Il compito di prevedere con precisione la risposta di quel professore implica prevedere i suoi pensieri interni sulla fisica. E prevedere i suoi pensieri interni sulla fisica implica prevedere come comprenderà la domanda dello studente, e prevedere cosa il professore sa di fisica, e prevedere come applicherà quella conoscenza.
Se un'IA è in grado di prevedere i testi su Internet così bene da poter prevedere la risposta originale di un fisico a una domanda, la prima volta che la vede, allora l'IA deve necessariamente possedere la capacità di ragionare in modo originale sulla fisica autonomamente, almeno quanto quel professore di fisica.

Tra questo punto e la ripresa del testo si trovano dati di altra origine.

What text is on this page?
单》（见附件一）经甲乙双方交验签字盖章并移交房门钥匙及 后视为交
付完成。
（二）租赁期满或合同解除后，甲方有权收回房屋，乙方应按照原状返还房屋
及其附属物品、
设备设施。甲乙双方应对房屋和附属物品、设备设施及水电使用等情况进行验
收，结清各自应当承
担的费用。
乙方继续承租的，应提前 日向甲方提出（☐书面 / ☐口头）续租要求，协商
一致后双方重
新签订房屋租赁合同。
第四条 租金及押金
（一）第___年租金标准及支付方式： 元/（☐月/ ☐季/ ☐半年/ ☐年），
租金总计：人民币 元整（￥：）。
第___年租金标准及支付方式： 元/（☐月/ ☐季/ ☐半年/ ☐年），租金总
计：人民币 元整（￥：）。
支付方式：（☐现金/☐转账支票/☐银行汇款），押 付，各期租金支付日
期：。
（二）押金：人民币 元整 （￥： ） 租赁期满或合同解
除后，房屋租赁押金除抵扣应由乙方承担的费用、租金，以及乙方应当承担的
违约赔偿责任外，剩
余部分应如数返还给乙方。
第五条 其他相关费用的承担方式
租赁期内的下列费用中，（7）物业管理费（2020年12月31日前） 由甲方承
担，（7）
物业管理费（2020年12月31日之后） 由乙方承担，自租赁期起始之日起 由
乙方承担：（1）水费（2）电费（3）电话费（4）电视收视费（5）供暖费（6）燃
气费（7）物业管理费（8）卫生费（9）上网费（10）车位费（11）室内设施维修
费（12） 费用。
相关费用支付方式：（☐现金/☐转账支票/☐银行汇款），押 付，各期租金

Quando si tratta di prevedere un testo che riflette un mondo complicato e disordinato, la memorizzazione meccanica non serve a molto. Per fare previsioni accurate, bisogna sviluppare la capacità di prevedere non solo il testo, ma anche il mondo complicato e disordinato che sta dietro al testo.
Le moderne IA non si limitano a prevedere token.
È vero che i primi modelli linguistici di grandi dimensioni, come GPT-2 e il primo GPT-3, erano stati addestrati esclusivamente per il compito di previsione. Il loro "unico lavoro", per così dire, era quello di riprodurre l'esatta distribuzione dei loro dati di addestramento — testi estratti da vari siti web.
Ma quei giorni sono finiti. I moderni modelli linguistici sono addestrati a rispondere in vari modi che i loro creatori considerano più utili. Questo viene tipicamente fatto utilizzando l'"apprendimento per rinforzo".
In un contesto di apprendimento per rinforzo, gli aggiornamenti applicati a un modello di IA tramite la discesa del gradiente si basano su quanto bene riesce (o quanto male fallisce) in un determinato compito. Una volta che gli output di un modello di IA sono plasmati da questo tipo di addestramento, non sono più pure previsioni — hanno anche un aspetto di direzione.
ChatGPT potrebbe essere in grado di prevedere che la conclusione più probabile di una barzelletta sporca è una parolaccia, ma anche quando si trova in un contesto in cui ha iniziato a raccontare la barzelletta, spesso orienta il finale della barzelletta verso una battuta diversa per evitare di produrre quella parola, perché in precedenza è stato addestrato a non dire parolacce. È questo che dà origine a esempi interessanti di comportamento simile al desiderio nei casi come quelli discussi nel Capitolo 3.
Anche se le IA non fossero addestrate a completare compiti, è probabile che addestrarle puramente per la previsione alla fine le indurrebbe a dirigere. Per prevedere il complicato mondo reale, e i complicati esseri umani che vi abitano, un'IA avrebbe probabilmente bisogno di molte parti interne che dirigono — così da poter orientare la propria attenzione verso le parti più rilevanti dei problemi di previsione. E spesso accade che il modo migliore per prevedere con successo le cose è orientare il mondo in una direzione che realizzerà quelle previsioni, come quando uno scienziato scopre come progettare e condurre un nuovo esperimento.
Infine, un'IA addestrata a diventare molto brava nelle previsioni probabilmente non si preoccuperà solo delle previsioni. Per ragioni che discuteremo nel Capitolo 4, probabilmente si ritroverebbe con ogni sorta di obiettivi strani e alieni. Ma questo è comunque un punto irrilevante; le IA moderne sono addestrate non solo a fare previsioni, ma a completare compiti.